The homefront is sometimes the toughest test for Special Forces.
Indeed, the long wars in Iraq and Afghanistan have pushed many troops to their limits, with a spillover effect in military families that can test relationships and often end them. Even as the war in Afghanistan winds down, special operations troops — including Delta Force, Navy SEALs, Green Berets and Army Rangers— are expected to continue playing a crucial role, fighting at a high tempo.
The article is instructive. Read and understand. The Special Forces are also working with Olympians, who are getting a new idea what tough training is about.
"These guys are extremely motivated," Kenneth Andreasen, U.S. Sailing's high performance director and head coach, says of his sailors. "Having the Navy SEALs here is amazing. They have the training, the background, and (the athletes) have respect for them.

"The biggest part of this is the mental side of it — that they don't quit, that they keep on going.
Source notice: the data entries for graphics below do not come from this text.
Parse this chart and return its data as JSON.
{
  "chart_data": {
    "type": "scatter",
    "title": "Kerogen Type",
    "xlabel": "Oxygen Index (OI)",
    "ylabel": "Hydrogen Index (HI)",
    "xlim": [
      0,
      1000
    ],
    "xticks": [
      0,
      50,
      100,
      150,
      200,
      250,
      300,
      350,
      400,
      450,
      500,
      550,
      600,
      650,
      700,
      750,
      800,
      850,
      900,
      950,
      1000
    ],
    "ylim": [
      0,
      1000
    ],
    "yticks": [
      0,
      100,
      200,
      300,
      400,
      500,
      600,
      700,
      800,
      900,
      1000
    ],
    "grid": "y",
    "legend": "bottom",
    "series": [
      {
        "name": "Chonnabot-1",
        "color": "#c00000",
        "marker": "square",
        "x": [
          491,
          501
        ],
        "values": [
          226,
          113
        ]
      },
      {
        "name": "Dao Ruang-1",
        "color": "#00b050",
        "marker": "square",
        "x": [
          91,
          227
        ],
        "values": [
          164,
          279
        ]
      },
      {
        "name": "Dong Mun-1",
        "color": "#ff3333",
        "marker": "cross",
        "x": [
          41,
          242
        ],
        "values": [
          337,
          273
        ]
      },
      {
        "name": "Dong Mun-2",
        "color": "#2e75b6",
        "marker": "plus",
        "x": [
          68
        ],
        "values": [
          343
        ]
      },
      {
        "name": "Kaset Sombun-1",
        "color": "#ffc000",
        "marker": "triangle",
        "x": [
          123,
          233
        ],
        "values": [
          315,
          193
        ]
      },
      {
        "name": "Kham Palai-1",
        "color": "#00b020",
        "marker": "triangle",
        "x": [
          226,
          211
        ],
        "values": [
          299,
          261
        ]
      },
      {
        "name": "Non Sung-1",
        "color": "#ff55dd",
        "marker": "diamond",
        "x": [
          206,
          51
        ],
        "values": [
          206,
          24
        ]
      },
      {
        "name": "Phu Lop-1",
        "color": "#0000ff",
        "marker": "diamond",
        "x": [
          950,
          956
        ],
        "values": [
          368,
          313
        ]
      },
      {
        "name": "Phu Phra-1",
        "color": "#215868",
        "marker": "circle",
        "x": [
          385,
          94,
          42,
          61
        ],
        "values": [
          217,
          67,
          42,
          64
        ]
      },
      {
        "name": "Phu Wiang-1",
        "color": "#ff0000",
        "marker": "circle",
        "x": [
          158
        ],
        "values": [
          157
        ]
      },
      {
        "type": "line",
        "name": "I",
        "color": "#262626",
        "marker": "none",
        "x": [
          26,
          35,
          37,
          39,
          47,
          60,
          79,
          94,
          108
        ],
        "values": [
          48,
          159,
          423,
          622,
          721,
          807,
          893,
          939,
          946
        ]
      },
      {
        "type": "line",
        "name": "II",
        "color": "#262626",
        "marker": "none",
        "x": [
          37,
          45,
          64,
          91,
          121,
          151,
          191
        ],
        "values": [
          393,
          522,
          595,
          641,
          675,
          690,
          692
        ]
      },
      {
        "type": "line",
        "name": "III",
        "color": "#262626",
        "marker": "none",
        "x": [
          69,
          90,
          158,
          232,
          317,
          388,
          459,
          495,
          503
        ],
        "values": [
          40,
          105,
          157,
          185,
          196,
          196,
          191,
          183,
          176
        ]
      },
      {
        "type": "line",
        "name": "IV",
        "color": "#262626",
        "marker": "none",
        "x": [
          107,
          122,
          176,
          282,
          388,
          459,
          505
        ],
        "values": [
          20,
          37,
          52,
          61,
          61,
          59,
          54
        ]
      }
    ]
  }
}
That's the biggest lesson."

When asked whether these sessions are at all similar to actual SEALs training, one of the SEALs says, "It's really not that close a comparison."
Special Forces work with Olympians in part as a way of recruiting fit, motivated people to the Special Forces. Whether the stresses an Olympic effort might put on a person's private life are comparable with the stresses of a military career is left to the reader as an exercise.